In this case we can see that population gets sick and recovers in a natural way. Without the vaccination up to 98% of the population gets sick, but recovers afterwards, but then the circle happens once again. And not surprisingly this cycles influence a lot the amount of people dying.
Case 2.
Vaccination-rate < 10.
In this case the amount of immune people reaches up to 82% and the amount of people leaving in the area is quite stable. The amount of infected people doesn't reach even more then 12%.
Case 3.
Vaccination-rate = 50.
In this case we can see that the amount of immune people is way bigger then infected individuals (as monitors show - 0.57 infected and 98.86 immune).
Conclusion
It is clear from the results that the vaccination rate influences a lot the amount of immune people and the amount of sick/dying people.
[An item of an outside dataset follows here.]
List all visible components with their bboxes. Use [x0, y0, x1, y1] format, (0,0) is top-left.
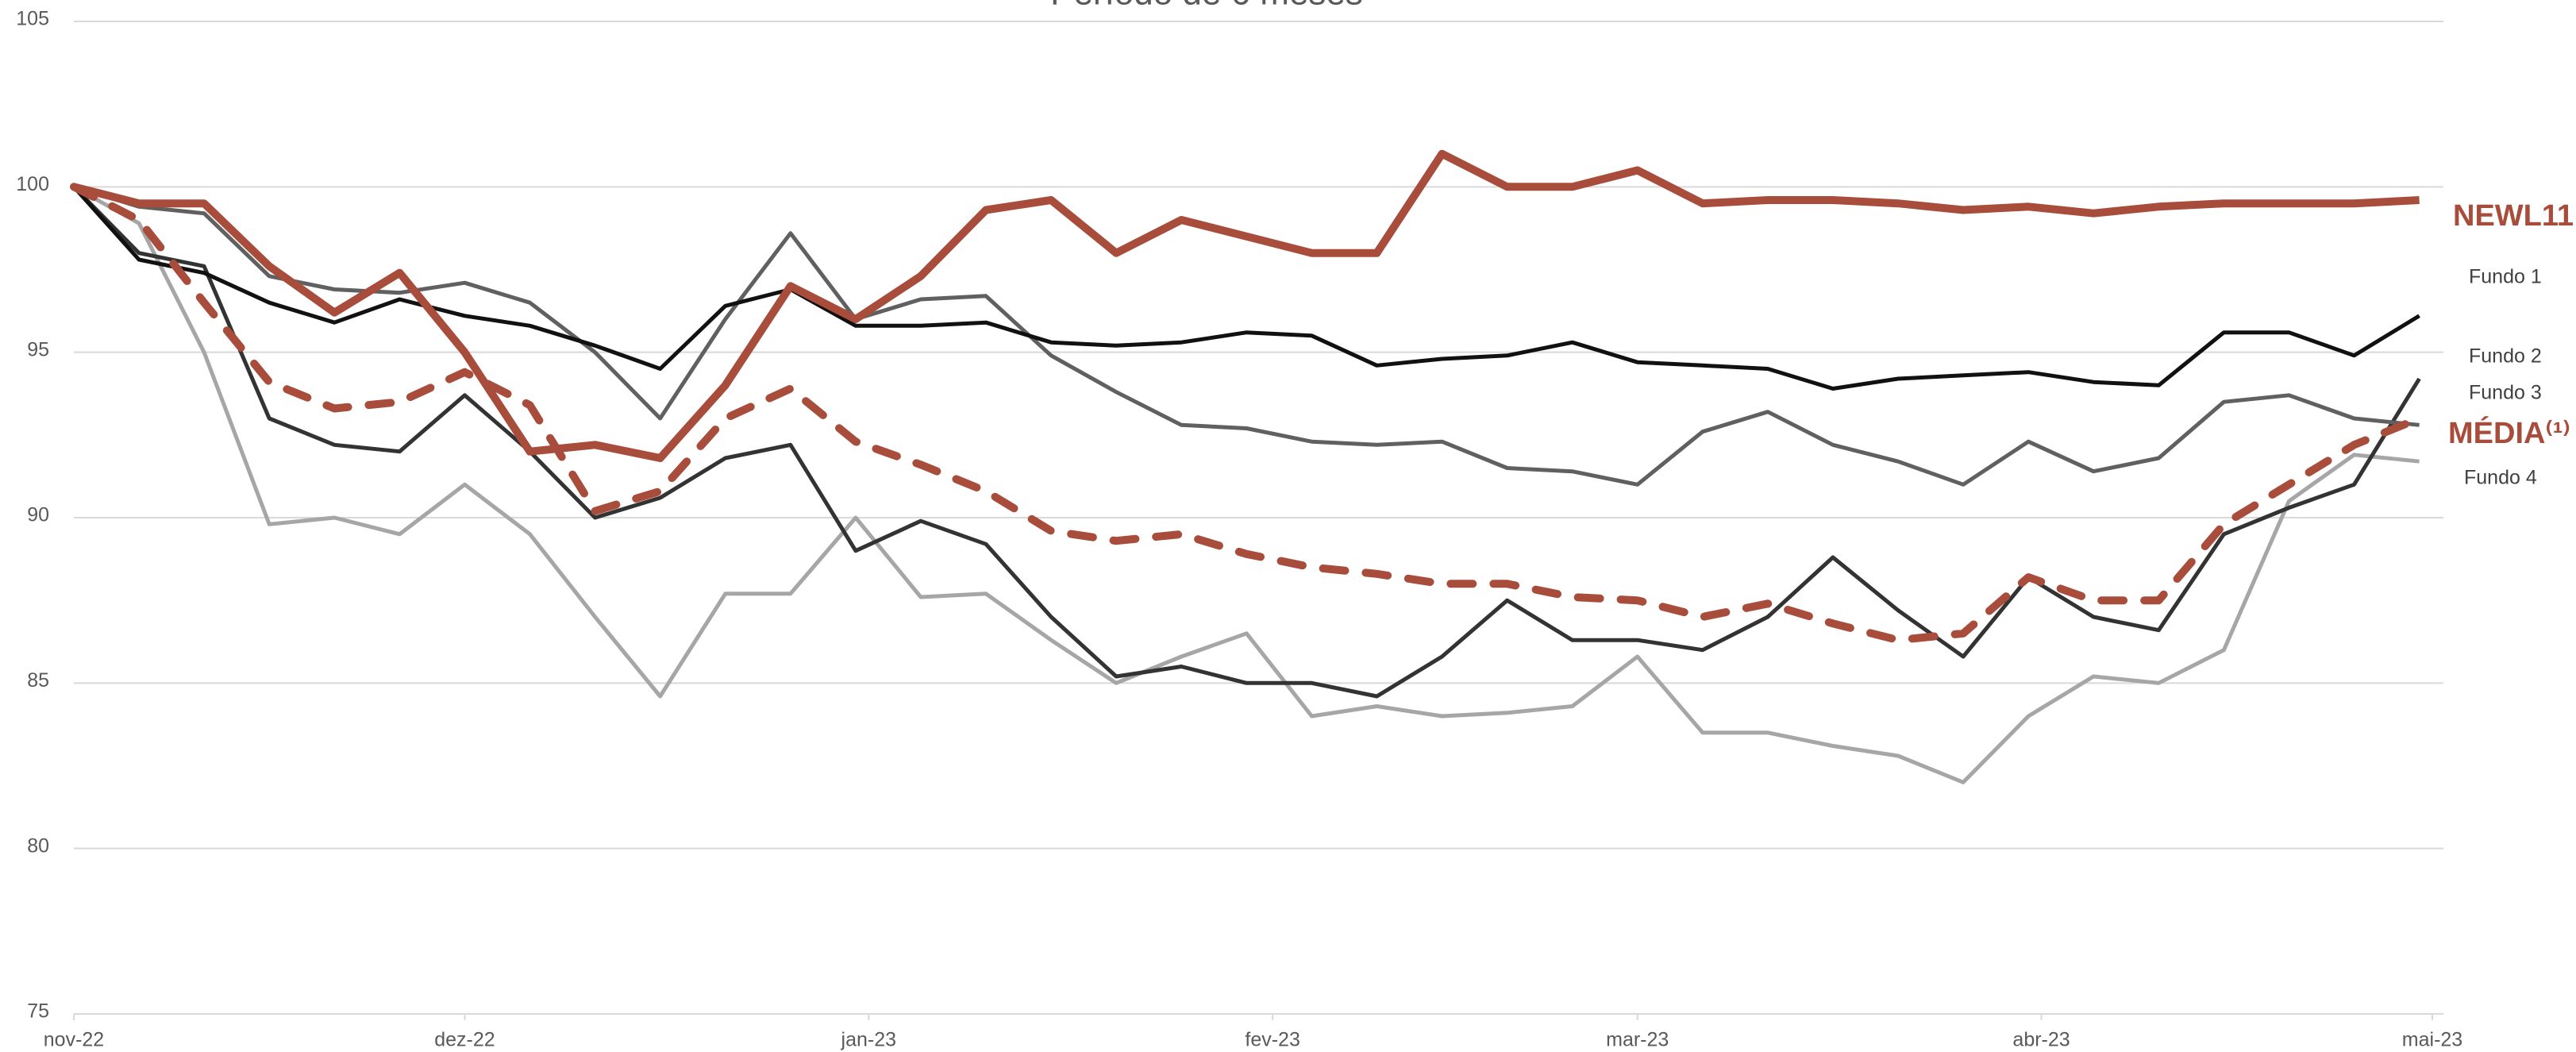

So it is concluded that more people care about the vaccination - more immune people are there in society - less people spread the virus and therefore less people die. For me, the vaccination rate was the most important parameter in this simulation, but changing the other parameters at the same time may give different results. The simulation has already a lot of parameters defined, but of course there is a space for improvements, for example - not always the symptoms are obvious at the very beginning, the extension to this simulation could be spreading disease without people even knowing it and capturing the amount of people dying when it is already too late to do something.